The benefits of immunization extend far beyond health treatment savings. Eliminating vaccine-preventable childhood diseases also increases life expectancy and contributes to a healthier, more productive labor force. Recent studies show that by the year 2020:

  • Immunization systems in lower-income countries will add more than four years to overall life expectancy for vaccinated children (Matthews and Diamond 1999);
  • Wages earned by a fully immunized child will be roughly 14 USD/year higher than those of an unimmunized child (3);
  • Collectively, fully immunized children worldwide will earn an estimated 1.3b USD in additional wages, compared to the estimated costs of nearly 748 m USD to vaccinate them(3);
  • The internal rate of returnb on immunization was 12.4% in 2005 and will be nearly18% by the year 2020— slightly above estimated returns on educational investments (3). In many countries, a dollar spent on immunization adds more to the nation's economy than a dollar spent on education.
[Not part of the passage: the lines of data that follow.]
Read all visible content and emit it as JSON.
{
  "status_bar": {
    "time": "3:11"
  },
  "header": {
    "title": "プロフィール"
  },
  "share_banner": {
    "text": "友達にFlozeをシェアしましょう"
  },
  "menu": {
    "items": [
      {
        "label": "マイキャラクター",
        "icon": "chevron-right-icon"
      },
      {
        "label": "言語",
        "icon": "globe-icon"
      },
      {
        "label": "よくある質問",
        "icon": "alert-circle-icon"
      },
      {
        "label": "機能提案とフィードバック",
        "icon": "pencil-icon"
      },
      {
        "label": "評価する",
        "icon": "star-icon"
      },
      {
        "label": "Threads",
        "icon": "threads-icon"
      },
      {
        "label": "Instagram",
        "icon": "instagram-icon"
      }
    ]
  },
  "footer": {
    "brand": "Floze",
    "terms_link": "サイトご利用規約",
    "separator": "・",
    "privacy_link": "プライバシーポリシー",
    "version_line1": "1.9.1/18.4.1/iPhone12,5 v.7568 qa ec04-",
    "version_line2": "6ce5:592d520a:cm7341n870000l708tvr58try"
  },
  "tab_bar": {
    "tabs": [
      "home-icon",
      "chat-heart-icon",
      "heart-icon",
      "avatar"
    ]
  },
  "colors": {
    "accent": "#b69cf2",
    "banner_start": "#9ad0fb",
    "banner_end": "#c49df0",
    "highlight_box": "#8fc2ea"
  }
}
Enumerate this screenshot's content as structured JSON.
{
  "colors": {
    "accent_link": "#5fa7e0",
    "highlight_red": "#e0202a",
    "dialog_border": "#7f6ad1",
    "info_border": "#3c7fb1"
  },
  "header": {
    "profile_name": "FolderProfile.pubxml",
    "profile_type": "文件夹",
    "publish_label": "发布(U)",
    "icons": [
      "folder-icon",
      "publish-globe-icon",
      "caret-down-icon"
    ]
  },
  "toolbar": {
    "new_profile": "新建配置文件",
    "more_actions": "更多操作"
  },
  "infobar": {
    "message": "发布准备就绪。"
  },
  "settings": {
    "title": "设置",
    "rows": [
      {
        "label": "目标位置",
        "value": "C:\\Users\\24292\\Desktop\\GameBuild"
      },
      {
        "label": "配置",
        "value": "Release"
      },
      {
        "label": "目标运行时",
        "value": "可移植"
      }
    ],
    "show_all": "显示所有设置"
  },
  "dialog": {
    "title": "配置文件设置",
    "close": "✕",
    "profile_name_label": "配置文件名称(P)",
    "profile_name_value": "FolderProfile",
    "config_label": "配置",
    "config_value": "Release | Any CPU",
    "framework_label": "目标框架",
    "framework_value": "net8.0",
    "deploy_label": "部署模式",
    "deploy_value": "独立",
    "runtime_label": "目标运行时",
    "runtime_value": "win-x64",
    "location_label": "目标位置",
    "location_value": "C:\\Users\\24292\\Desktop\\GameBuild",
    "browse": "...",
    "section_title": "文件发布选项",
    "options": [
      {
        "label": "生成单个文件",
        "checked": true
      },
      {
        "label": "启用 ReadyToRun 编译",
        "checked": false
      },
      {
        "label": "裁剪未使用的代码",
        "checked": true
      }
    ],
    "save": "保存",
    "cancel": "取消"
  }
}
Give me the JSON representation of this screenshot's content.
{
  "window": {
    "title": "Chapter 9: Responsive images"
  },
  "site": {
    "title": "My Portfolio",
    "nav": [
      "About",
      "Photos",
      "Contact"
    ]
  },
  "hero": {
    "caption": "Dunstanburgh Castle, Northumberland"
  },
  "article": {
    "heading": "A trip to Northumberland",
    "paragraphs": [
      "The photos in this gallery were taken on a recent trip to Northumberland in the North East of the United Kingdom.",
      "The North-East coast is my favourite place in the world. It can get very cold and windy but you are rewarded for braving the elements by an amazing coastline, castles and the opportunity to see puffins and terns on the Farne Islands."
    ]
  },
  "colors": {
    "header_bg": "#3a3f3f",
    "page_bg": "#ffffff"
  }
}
Fully immunizing all children will also reap demographic dividends. As more children survive, the labor force will expand, increasing overall economic growth. Over time, birth cohorts will decrease as parents begin to have fewer children, allowing greater investment in each individual child and increasing overall human capital.

a benefit-cost ratio: defined as: (value of disability-adjusted life years, medical costs avoided) / (immunization program costs)

b internal rate of return: defined as: the interest rate that would make the net present value of the flow of future benefits equal the initial costs.